Ethics Case Study: Clean Label

Ethics Case Study: Clean Label

November 9, 2016
Annette Maggi
Business SkillsTrends

Consider this scenario: Your retail company is launching a line of private label products using no artificial colors or flavors and no chemical preservatives to capitalize on the clean label consumer trend. They are planning a huge promotion with launch of the line, including in-store endcaps, online marketing, and media. The dietitian team is being asked to develop a strategy for promotion of the products through your programs and services.

This is a scenario retail dietitians face frequently as your role relates to solution selling to the shopper and increasing the profits of your company. At the same time, today’s consumer has an expanded definition of health and wellness moving beyond a products saturated fat, sodium or calorie contents to where it was grown and how it was produced. These situations bring to light the fine line of working as a business person within the dietetics professional code of ethics.  

The code of ethics dictates that RDs practice based on evidence-based principles and current information and present reliable and substantiated information in their work with consumers. Applying these parameters to defining the retail RD’s role in our clean label product line promotion, there are key questions to first consider, including:

  • Is there consistent, reliable science supporting a health benefit of products without artificial colors and flavors, chemical preservatives or fewer ingredients?  
  • Are there federal labeling regulations that apply to messaging on this product line? 
  • What is the nutrition profile of the products compared to their traditional counterparts?  
  • What consumer insights does your company have on the shopper seeking this type of product?  
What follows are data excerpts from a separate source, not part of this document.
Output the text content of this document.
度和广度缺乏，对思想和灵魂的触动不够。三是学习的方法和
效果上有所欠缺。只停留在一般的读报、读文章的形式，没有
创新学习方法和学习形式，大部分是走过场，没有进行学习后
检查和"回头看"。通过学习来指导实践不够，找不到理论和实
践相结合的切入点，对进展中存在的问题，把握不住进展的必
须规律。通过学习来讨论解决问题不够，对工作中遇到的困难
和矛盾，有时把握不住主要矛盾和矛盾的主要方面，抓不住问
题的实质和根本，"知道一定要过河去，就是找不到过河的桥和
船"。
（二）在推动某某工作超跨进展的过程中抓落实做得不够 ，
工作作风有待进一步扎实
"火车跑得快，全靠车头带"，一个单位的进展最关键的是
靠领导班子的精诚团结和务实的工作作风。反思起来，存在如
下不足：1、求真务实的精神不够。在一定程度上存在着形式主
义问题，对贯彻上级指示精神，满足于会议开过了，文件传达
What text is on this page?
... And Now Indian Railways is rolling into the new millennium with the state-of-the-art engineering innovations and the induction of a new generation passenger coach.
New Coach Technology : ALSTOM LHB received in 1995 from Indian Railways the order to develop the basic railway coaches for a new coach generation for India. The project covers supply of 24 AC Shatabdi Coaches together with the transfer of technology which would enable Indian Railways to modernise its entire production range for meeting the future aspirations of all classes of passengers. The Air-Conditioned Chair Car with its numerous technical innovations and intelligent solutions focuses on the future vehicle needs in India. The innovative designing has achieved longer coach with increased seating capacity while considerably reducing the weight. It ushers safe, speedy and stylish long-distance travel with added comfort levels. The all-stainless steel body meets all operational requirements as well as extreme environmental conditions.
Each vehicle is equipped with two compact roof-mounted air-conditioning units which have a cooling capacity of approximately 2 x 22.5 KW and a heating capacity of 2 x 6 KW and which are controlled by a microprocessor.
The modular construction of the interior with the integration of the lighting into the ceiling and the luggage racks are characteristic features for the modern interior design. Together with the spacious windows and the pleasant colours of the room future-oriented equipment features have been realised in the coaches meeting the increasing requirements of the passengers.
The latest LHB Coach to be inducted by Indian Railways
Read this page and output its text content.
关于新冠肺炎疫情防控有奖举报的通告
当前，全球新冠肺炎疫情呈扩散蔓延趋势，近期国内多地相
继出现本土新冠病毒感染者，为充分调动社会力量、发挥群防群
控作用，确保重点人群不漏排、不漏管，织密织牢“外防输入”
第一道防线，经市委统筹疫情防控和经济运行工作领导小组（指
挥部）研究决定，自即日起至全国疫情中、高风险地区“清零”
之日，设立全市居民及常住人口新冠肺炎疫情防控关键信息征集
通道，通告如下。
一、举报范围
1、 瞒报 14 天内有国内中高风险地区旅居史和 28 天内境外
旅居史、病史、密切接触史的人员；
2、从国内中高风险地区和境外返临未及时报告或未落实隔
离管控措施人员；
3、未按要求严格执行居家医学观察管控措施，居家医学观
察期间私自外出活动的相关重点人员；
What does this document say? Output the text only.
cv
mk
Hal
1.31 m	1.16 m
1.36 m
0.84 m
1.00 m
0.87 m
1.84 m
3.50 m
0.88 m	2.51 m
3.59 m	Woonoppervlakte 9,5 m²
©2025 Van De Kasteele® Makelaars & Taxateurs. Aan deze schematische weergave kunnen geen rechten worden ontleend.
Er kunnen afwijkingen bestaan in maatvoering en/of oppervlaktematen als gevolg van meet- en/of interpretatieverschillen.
With a lack of scientific support for a health benefit, it’s essential to build communications, messaging, signage and on-package claims around factual statements that are truthful and not misleading to comply with the code of ethics. This might include statements touting a lack of artificial colors or flavors or a specific number of ingredients to which the line is limited. The new products can be showcased in cooking classes for those seeking to limit specific ingredients, but messaging cannot suggest a health benefit. Media spots can be built to promote the idea that consumers care about these topics and your retailer cares about consumers so seeks to meet their needs.  

In an ideal situation, the retail RD would be involved in discussions when the brand is being conceptualized.  This allows you to stress the importance of creating a line with a strong nutrition profile in addition to cleaner ingredient decks, providing a more robust communication platform once the products launch.

This case study shows that the retail dietitian can continue in her role as a solution seller while still maintaining your professional code of ethics.